‘Memory: The Origins of Alien’ — An Otherworldly Collaboration

Alexander Philippe’s new documentary explores the origins of Ridley Scott’s revolutionary science fiction film.

This year marks the 40th anniversary of “Alien,” and director Alexander O. Philippe is leading the festivities. On Oct. 4, Philippe’s new documentary “Memory: The Origins of Alien” was released, inviting fans to a behind-the-scenes look at the making of the classic film. 

Based on Dan O’Bannon’s original screenplay, “Alien” is a science fiction horror film that follows a starship crew as they come face-to-face with a deadly stowaway. Following the success of the film, the documentary explores the origin story of “Alien,” from first draft to production. 

The documentary features a series of people directly involved with the making of the film, and it covers the chronological process of the film’s production, introducing each person involved in this process and explaining the significance of their role. 

“Alien” was inspired by a variety of comic books and science fiction films, particularly the work of H.P. Lovecraft and H.G. Giger. “Memory” shows side-by-side comparisons of images and scenes from these foundational works that show their influence on the movie. 

There is also scattered commentary from a range of artists who highlight the implicit themes embedded into the movie. Political, social and economic factors of the 1970s had just as much of an impact as creative works. 

Given the success of “Alien,” it’s hard to imagine it struggling through production. The documentary emphasizes the difficulty in every step of the process through extensive interviews with the minds behind the film. It covers everything from writing the script to finding a director willing to take on the project.
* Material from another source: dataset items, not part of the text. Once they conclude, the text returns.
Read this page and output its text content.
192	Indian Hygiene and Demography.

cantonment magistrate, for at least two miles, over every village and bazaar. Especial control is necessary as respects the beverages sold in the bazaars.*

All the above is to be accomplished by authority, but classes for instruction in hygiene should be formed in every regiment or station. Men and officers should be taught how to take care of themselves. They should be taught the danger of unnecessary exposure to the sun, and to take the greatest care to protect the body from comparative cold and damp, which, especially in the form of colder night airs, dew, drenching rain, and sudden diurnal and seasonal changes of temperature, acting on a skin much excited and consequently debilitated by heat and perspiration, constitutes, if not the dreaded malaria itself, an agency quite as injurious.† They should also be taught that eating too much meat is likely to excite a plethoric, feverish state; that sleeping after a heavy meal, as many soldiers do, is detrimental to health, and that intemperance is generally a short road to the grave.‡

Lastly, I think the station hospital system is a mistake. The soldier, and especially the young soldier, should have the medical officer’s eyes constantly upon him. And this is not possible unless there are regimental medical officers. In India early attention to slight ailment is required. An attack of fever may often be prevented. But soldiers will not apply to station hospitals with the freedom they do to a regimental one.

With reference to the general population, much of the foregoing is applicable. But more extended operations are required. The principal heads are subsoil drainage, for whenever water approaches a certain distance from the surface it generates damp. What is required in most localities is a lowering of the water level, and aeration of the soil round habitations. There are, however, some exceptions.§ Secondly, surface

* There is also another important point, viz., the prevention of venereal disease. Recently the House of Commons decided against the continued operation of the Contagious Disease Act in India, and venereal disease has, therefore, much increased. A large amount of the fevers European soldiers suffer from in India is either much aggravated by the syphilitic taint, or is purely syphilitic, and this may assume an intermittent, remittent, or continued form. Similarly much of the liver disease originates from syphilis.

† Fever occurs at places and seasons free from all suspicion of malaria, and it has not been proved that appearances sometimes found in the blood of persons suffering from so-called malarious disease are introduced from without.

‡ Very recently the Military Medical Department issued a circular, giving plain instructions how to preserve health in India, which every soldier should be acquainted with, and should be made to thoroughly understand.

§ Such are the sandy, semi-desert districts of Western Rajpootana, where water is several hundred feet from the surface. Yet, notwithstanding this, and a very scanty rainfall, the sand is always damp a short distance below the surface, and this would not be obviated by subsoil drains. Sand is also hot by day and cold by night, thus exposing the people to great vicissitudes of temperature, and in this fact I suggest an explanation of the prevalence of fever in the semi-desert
Due to the lack of CGI at the time, the production crew had to go to great lengths to create the special effects, especially with the iconic chest-burster scene, a marvel of practical effects.

Philippe’s documentary thoroughly covers all of the aspects that went into the making of “Alien,” opening with O’Bannon’s humble beginnings and moving into the technical aspects of film production. 

It was interesting to see how O’Bannon built on his ideas until he was able to sell his product. The emphasis on his failures and later successes can serve as inspiration for people entering the business. 

It is definitely worth watching, though squeamish viewers should be warned about the amount of blood, guts and parasitic activity — yes, even in the documentary. 

Though “Memory” is targeted specifically at the “Alien” fan base, people who are interested in a career in film and television might find it quite educational. There are a lot of tips, tricks and techniques that could definitely come in handy in the future.